Tributes have been flowing all day to Ludovic Kennedy, the broadcaster and campaigner, who died late on Sunday evening.
None was more fulsome or eloquent than Dr Finlay MacLeod's tribute on Radio nan Gaidheal this morning. It should be available soon on listen again, as they say on the Beeb, a seo.
Doc Finlay quite rightly made mention that one of the driving forces in Kennedy's lifelong fight against injustices was the treatment of his father, Edward Kennedy, by the Royal Navy, and went on, in the limited time allowed, to mention the poignant thread between that event and the Isle of Lewis.
The Daily Telegraph obituary takes up the background story: "Kennedy senior he had been a naval captain during the First World War, and in 1921 had narrowly averted mutiny by Royal Fleet Reservists by negotiating with the men directly. As a result he was court-martialled and forced out of the navy.
"The naval authorities seemed to acknowledge the injustice when in 1938, aged 60, he was recalled for active service and given command of the Rawalpindi, a P&O liner inadequately converted into a battlecruiser. A few months into the war in 1939, the Rawalpindi was sunk by the German battlecruiser Scharnhorst.
"Ludovic Kennedy heard about the sinking on the BBC nine o'clock news bulletin and immediately rang the War Office to find out about his father. "The Captain? No I'm afraid he's gone," he was told.
"Bitter grief mixed with an unutterable sense of pride proved an emotionally shattering combination which only became more intense when, some years later, he learned the truth about his father's court martial. He would later admit that his concern about miscarriages of justice probably stemmed from his feelings at the injustice done to his father."
There was only ever going to be one result when on October 23, 1939, in mountainous seas in the Iceland-Faroes gap, the Rawalpindi engaged the most powerful naval ship in the world, the German battle-cruiser Scharnhorst.
Outgunned Captain Edward Kennedy, perhaps driven by the sting of his court martial refused the German order to heave to, and in the barrage that followed carried on firing guns with the ship ablaze from stem to stern.
Kennedy died in the action along with 237 of his men. Twelve of the gunners on the Rawalpindi were naval reservists from Lewis and eight of them were killed. The four survivors became prisoners of war.
Among the island dead was Murdo MacKenzie, who grew up on the croft next to ours in Swordale. My aunts, who were schoolchildren at the time, still paint a vivid picture of the day the local postmaster took the first wartime telegram to arrive our village informing our neighbours and relatives Donald and Lily MacKenzie that their son had been lost.
Donald John MacLeod, a maritime historian who documents these island losses, recollects how the shockwaves from that buff-coloured envelope spread. "I was a boy in Uig at the time and I remember the anxiety all over the island," he told me, when I wrote about the event for a piece on Armstice Day.

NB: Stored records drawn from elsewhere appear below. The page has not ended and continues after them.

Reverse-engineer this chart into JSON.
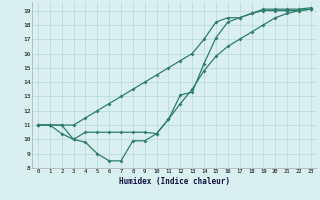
{
  "xlabel": "Humidex (Indice chaleur)",
  "line_color": "#2e7d6e",
  "background_color": "#daf0f0",
  "grid_color": "#b8d8d8",
  "xlim": [
    -0.5,
    23.5
  ],
  "ylim": [
    8,
    19.6
  ],
  "yticks": [
    8,
    9,
    10,
    11,
    12,
    13,
    14,
    15,
    16,
    17,
    18,
    19
  ],
  "xticks": [
    0,
    1,
    2,
    3,
    4,
    5,
    6,
    7,
    8,
    9,
    10,
    11,
    12,
    13,
    14,
    15,
    16,
    17,
    18,
    19,
    20,
    21,
    22,
    23
  ],
  "line1_x": [
    0,
    1,
    2,
    3,
    4,
    5,
    6,
    7,
    8,
    9,
    10,
    11,
    12,
    13,
    14,
    15,
    16,
    17,
    18,
    19,
    20,
    21,
    22,
    23
  ],
  "line1_y": [
    11,
    11,
    11,
    11,
    11.5,
    12.0,
    12.5,
    13.0,
    13.5,
    14.0,
    14.5,
    15.0,
    15.5,
    16.0,
    17.0,
    18.2,
    18.5,
    18.5,
    18.8,
    19.0,
    19.0,
    19.0,
    19.0,
    19.1
  ],
  "line2_x": [
    0,
    1,
    2,
    3,
    4,
    5,
    6,
    7,
    8,
    9,
    10,
    11,
    12,
    13,
    14,
    15,
    16,
    17,
    18,
    19,
    20,
    21,
    22,
    23
  ],
  "line2_y": [
    11,
    11,
    10.4,
    10.0,
    9.8,
    9.0,
    8.5,
    8.5,
    9.9,
    9.9,
    10.4,
    11.4,
    13.1,
    13.3,
    15.3,
    17.1,
    18.2,
    18.5,
    18.8,
    19.1,
    19.1,
    19.1,
    19.1,
    19.2
  ],
  "line3_x": [
    0,
    1,
    2,
    3,
    4,
    5,
    6,
    7,
    8,
    9,
    10,
    11,
    12,
    13,
    14,
    15,
    16,
    17,
    18,
    19,
    20,
    21,
    22,
    23
  ],
  "line3_y": [
    11,
    11,
    11,
    10.0,
    10.5,
    10.5,
    10.5,
    10.5,
    10.5,
    10.5,
    10.4,
    11.4,
    12.5,
    13.5,
    14.8,
    15.8,
    16.5,
    17.0,
    17.5,
    18.0,
    18.5,
    18.8,
    19.0,
    19.1
  ]
}
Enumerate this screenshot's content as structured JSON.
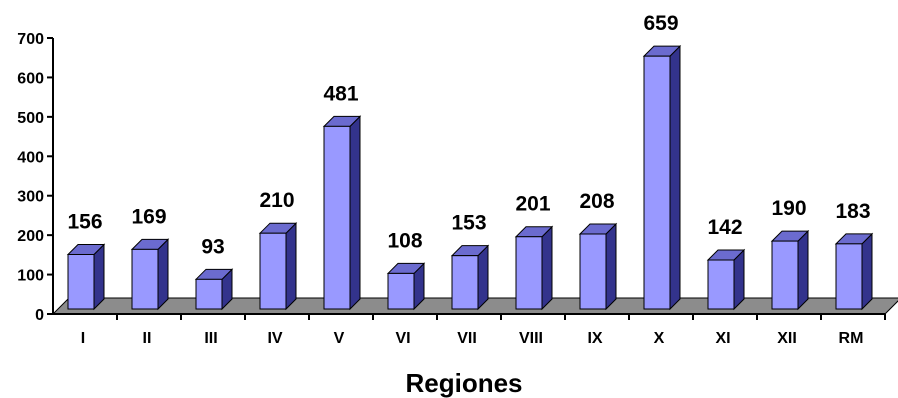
{
  "chart_data": {
    "type": "bar",
    "title": "",
    "xlabel": "Regiones",
    "ylabel": "",
    "categories": [
      "I",
      "II",
      "III",
      "IV",
      "V",
      "VI",
      "VII",
      "VIII",
      "IX",
      "X",
      "XI",
      "XII",
      "RM"
    ],
    "values": [
      156,
      169,
      93,
      210,
      481,
      108,
      153,
      201,
      208,
      659,
      142,
      190,
      183
    ],
    "ylim": [
      0,
      700
    ],
    "yticks": [
      "0",
      "100",
      "200",
      "300",
      "400",
      "500",
      "600",
      "700"
    ],
    "grid": false,
    "legend": "none",
    "colors": {
      "bar_front": "#9999ff",
      "bar_side": "#33338c",
      "bar_top": "#6b6bcf",
      "floor": "#8c8c8c",
      "axis": "#000000"
    }
  }
}
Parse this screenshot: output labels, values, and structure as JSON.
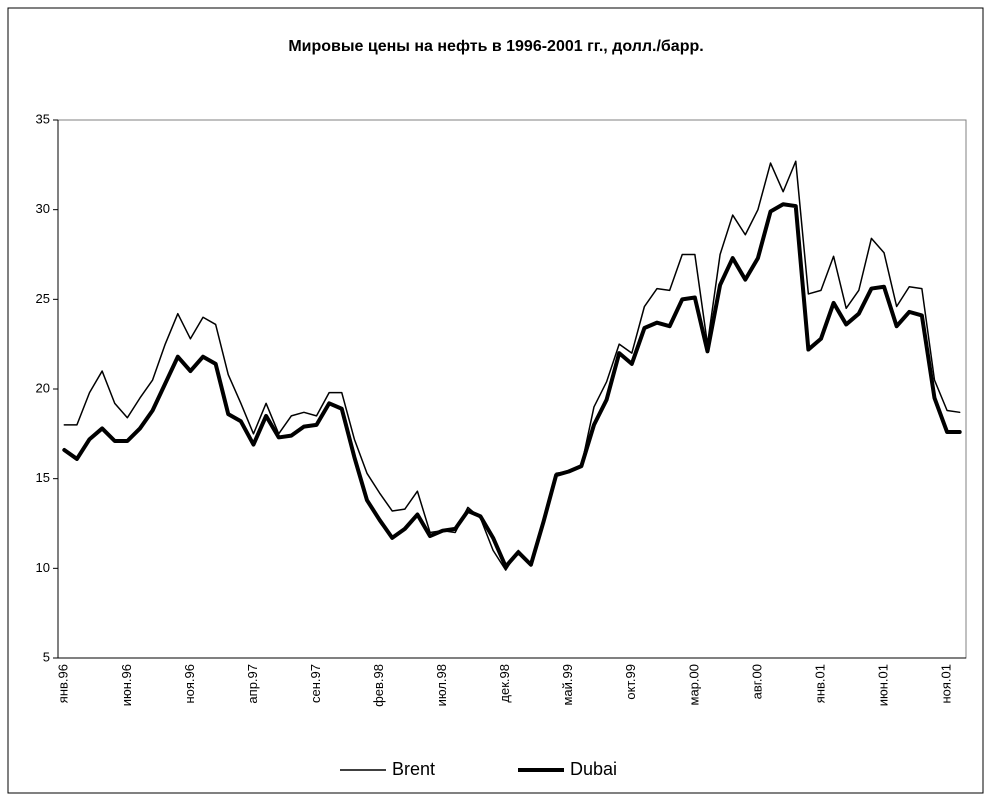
{
  "chart_data": {
    "type": "line",
    "title": "Мировые цены на нефть  в 1996-2001 гг., долл./барр.",
    "categories": [
      "янв.96",
      null,
      null,
      null,
      null,
      "июн.96",
      null,
      null,
      null,
      null,
      "ноя.96",
      null,
      null,
      null,
      null,
      "апр.97",
      null,
      null,
      null,
      null,
      "сен.97",
      null,
      null,
      null,
      null,
      "фев.98",
      null,
      null,
      null,
      null,
      "июл.98",
      null,
      null,
      null,
      null,
      "дек.98",
      null,
      null,
      null,
      null,
      "май.99",
      null,
      null,
      null,
      null,
      "окт.99",
      null,
      null,
      null,
      null,
      "мар.00",
      null,
      null,
      null,
      null,
      "авг.00",
      null,
      null,
      null,
      null,
      "янв.01",
      null,
      null,
      null,
      null,
      "июн.01",
      null,
      null,
      null,
      null,
      "ноя.01",
      null
    ],
    "series": [
      {
        "name": "Brent",
        "color": "#000000",
        "width": 1.5,
        "values": [
          18.0,
          18.0,
          19.8,
          21.0,
          19.2,
          18.4,
          19.5,
          20.5,
          22.5,
          24.2,
          22.8,
          24.0,
          23.6,
          20.8,
          19.2,
          17.5,
          19.2,
          17.5,
          18.5,
          18.7,
          18.5,
          19.8,
          19.8,
          17.2,
          15.3,
          14.2,
          13.2,
          13.3,
          14.3,
          12.0,
          12.1,
          12.0,
          13.4,
          12.8,
          11.0,
          9.9,
          11.0,
          10.2,
          12.6,
          15.3,
          15.4,
          15.7,
          19.0,
          20.4,
          22.5,
          22.0,
          24.6,
          25.6,
          25.5,
          27.5,
          27.5,
          22.5,
          27.5,
          29.7,
          28.6,
          30.0,
          32.6,
          31.0,
          32.7,
          25.3,
          25.5,
          27.4,
          24.5,
          25.5,
          28.4,
          27.6,
          24.6,
          25.7,
          25.6,
          20.5,
          18.8,
          18.7
        ]
      },
      {
        "name": "Dubai",
        "color": "#000000",
        "width": 4,
        "values": [
          16.6,
          16.1,
          17.2,
          17.8,
          17.1,
          17.1,
          17.8,
          18.8,
          20.3,
          21.8,
          21.0,
          21.8,
          21.4,
          18.6,
          18.2,
          16.9,
          18.5,
          17.3,
          17.4,
          17.9,
          18.0,
          19.2,
          18.9,
          16.2,
          13.8,
          12.7,
          11.7,
          12.2,
          13.0,
          11.8,
          12.1,
          12.2,
          13.2,
          12.9,
          11.7,
          10.1,
          10.9,
          10.2,
          12.6,
          15.2,
          15.4,
          15.7,
          18.0,
          19.4,
          22.0,
          21.4,
          23.4,
          23.7,
          23.5,
          25.0,
          25.1,
          22.1,
          25.8,
          27.3,
          26.1,
          27.3,
          29.9,
          30.3,
          30.2,
          22.2,
          22.8,
          24.8,
          23.6,
          24.2,
          25.6,
          25.7,
          23.5,
          24.3,
          24.1,
          19.5,
          17.6,
          17.6
        ]
      }
    ],
    "ylim": [
      5,
      35
    ],
    "yticks": [
      5,
      10,
      15,
      20,
      25,
      30,
      35
    ],
    "grid": false,
    "legend": "bottom"
  }
}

"At first it was thought the 12 Lewis lads had been killed. Then there was information that all the survivors on the German ship, Deutschland, were Scots - this lifted morale but no more was heard and gloom descended again."
And that was an enduring gloom. Within the month the postmaster was back at Donald MacKenzie's blackhouse door in Swordale. A second telegram: his second son, John, another naval reservist, had also been lost at sea. So the bell kept tolling, through all the villages, throughout the war.
No one on Lewis, as far as I know, took issue with Edward Kennedy's bravery or leadeship that day but the result was that his name, and that of the Rawalpindi, became woven into the wartime history of the island.